Somerset Police Chief William Hunt, right, was named the 2020 Police Chief of the Year. He was presented the award by Kentucky Association of Chiefs of Police Executive Director Shawn Butler, left.

Somerset Police Chief William Hunt may have been caught off guard at Monday’s City Council meeting, but in true police officer style, he still managed to be in command of the situation.

Hunt was presented the 2020 Police Chief of the Year award from the Kentucky Association of Chiefs of Police.

Hunt said it was an honor, but that he was not accepting the award merely on his own behalf.

He accepted it on behalf of the members of the council and Mayor Alan Keck, thanking them for the support they showed his department.

He also made sure to thank the Somerset Police Department itself.

“And I’m not talking about the building. I’m not talking about the cars you see out there. I’m talking about the men and women who put the uniform on every day to serve this community and are willing to give everything they have for this community,” he said.

The award was presented to him by Shawn Butler, executive director for the Kentucky Association of Chiefs of Police.

At the meeting, Butler read out some of the letter submitted by Mayor Keck to nominate Hunt.

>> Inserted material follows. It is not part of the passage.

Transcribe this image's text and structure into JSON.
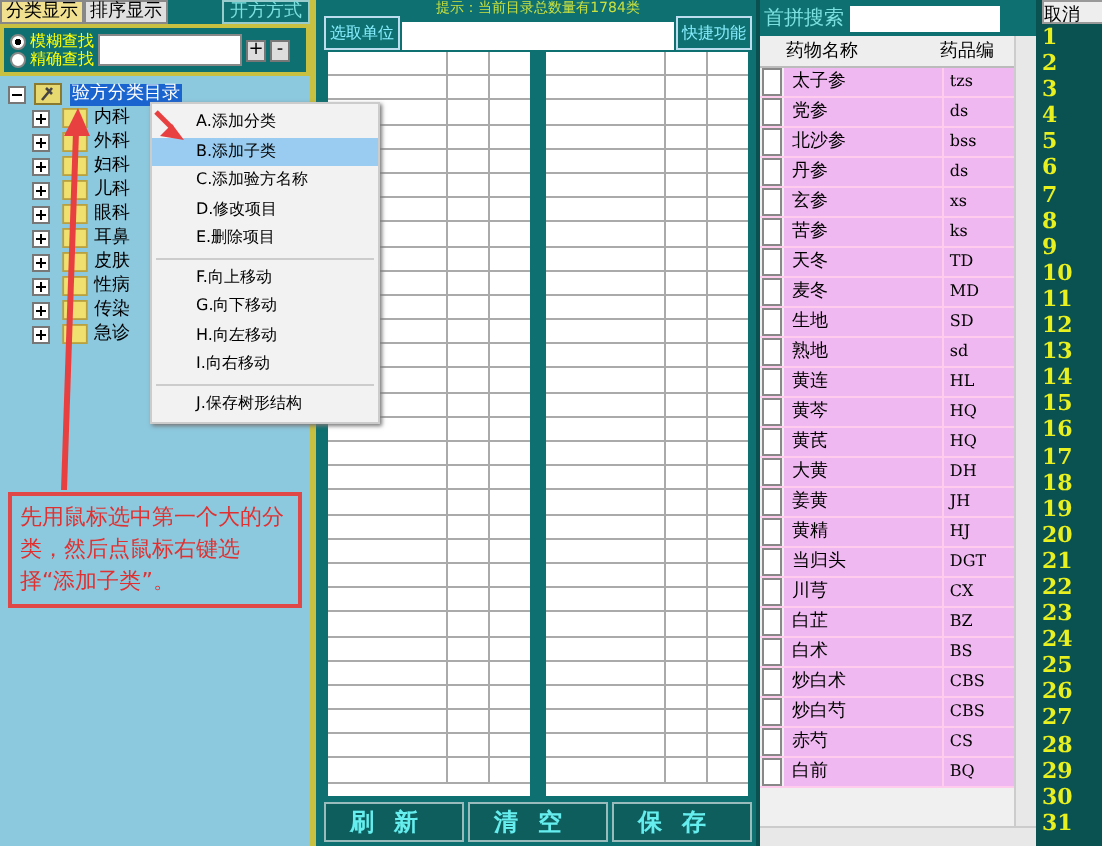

“Chief Hunt is truly a servant leader who has propelled the Somerset Police Department to one of the best in the state,” Keck wrote. “Under his direction we’ve added several new provisions including school resource officers, narcotics officers, detectives and patrol officers. Chief Hunt has tirelessly advocated for departmental pay increases, as well as upgrades to equipment and vehicles. His implementation of community-oriented policing has been an amazing model for our community. He is incredibly active with our community events and present in arenas that many would want to avoid. His leadership is disarming and uniting, and I couldn’t be more proud.”

Among Hunt’s other accomplishments, Butler said, was starting the Shepherds Watch Program, a community crime prevention program that allows police to partner with those who own security cameras. This allows law enforcement access, with permission, from the owners of the equipment.

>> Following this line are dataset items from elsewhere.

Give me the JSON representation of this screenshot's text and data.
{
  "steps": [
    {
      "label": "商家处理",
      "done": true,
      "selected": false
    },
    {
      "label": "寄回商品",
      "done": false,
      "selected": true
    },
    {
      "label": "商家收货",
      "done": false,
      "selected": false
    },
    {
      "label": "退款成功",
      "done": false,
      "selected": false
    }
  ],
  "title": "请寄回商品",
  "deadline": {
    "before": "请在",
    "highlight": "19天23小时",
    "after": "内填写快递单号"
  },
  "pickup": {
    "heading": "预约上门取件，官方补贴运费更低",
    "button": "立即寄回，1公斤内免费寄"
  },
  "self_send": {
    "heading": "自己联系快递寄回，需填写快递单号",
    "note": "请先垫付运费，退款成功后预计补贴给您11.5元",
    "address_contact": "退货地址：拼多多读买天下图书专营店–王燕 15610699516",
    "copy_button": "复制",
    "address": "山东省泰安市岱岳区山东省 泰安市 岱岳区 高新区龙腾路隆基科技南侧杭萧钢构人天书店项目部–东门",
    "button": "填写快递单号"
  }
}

The program acts as a database, letting officers know where to locate cameras that may have captured criminal activity.

Butler added that Hunt was able to help his department reach a full staffing level – difficult to do in Kentucky at this time, he said.

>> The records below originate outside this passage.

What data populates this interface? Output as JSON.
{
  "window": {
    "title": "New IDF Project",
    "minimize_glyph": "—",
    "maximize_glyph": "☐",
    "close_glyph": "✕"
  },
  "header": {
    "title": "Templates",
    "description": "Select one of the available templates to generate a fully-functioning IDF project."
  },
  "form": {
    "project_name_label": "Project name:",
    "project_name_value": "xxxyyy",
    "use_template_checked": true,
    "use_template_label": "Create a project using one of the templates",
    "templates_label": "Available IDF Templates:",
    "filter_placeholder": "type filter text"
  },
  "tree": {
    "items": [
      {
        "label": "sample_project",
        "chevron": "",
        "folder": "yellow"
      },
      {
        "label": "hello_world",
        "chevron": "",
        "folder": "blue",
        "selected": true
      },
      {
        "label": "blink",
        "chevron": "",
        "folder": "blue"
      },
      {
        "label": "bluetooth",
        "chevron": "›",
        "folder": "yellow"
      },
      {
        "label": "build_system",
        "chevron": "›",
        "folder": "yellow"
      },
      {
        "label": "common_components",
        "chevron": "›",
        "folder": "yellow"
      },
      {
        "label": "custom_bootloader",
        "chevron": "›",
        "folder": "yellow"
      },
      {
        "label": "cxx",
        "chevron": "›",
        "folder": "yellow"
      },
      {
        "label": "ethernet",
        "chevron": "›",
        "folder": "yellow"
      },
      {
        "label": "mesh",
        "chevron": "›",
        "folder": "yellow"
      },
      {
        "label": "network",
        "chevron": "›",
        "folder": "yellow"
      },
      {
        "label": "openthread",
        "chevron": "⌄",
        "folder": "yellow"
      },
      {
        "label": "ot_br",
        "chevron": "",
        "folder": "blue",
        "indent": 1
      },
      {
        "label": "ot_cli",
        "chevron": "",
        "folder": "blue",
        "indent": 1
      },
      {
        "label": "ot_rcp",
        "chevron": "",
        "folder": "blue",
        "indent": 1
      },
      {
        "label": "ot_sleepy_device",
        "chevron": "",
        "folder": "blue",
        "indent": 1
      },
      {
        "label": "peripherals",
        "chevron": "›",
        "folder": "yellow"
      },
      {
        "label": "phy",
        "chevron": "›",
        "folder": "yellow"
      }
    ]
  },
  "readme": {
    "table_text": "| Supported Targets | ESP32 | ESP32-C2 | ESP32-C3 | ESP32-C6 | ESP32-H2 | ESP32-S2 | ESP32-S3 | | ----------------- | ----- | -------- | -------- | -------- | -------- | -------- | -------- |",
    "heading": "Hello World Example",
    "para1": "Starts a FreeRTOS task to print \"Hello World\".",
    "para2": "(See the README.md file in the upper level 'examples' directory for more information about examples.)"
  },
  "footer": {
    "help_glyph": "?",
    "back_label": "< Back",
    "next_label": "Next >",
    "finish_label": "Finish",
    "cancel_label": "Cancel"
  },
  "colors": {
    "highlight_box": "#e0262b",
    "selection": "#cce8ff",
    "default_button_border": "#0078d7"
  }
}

Hunt also helped initiate active shooter training that has been taught in more than 30 businesses and organizations, secure funds for new digital radios for officers and vehicles, and run the SPD all while serving as chair of the Lake Cumberland Drug Task Force, as a member of the Law Enforcement Coordinating Committee Executive Board for U.S. Attorney Robert Duncan, and as the second vice president for the Kentucky Association of Chiefs of Police.

He also serves as a deacon at First Baptist Church, and is active in advocating for strong state legislation, Butler said. “I’ve worked with him on many issues in Frankfort.”

Then, Butler added, “Chief, I really am not sure, after reading that list, how you have time to do much of anything.”

In accepting the award, Hunt made sure to thank his family, especially his wife, Carla.

“I’m not home a lot, because I’m usually working. I think my wife may be glad sometimes I’m not home,” he joked, “but I think it makes it more precious when we are together.”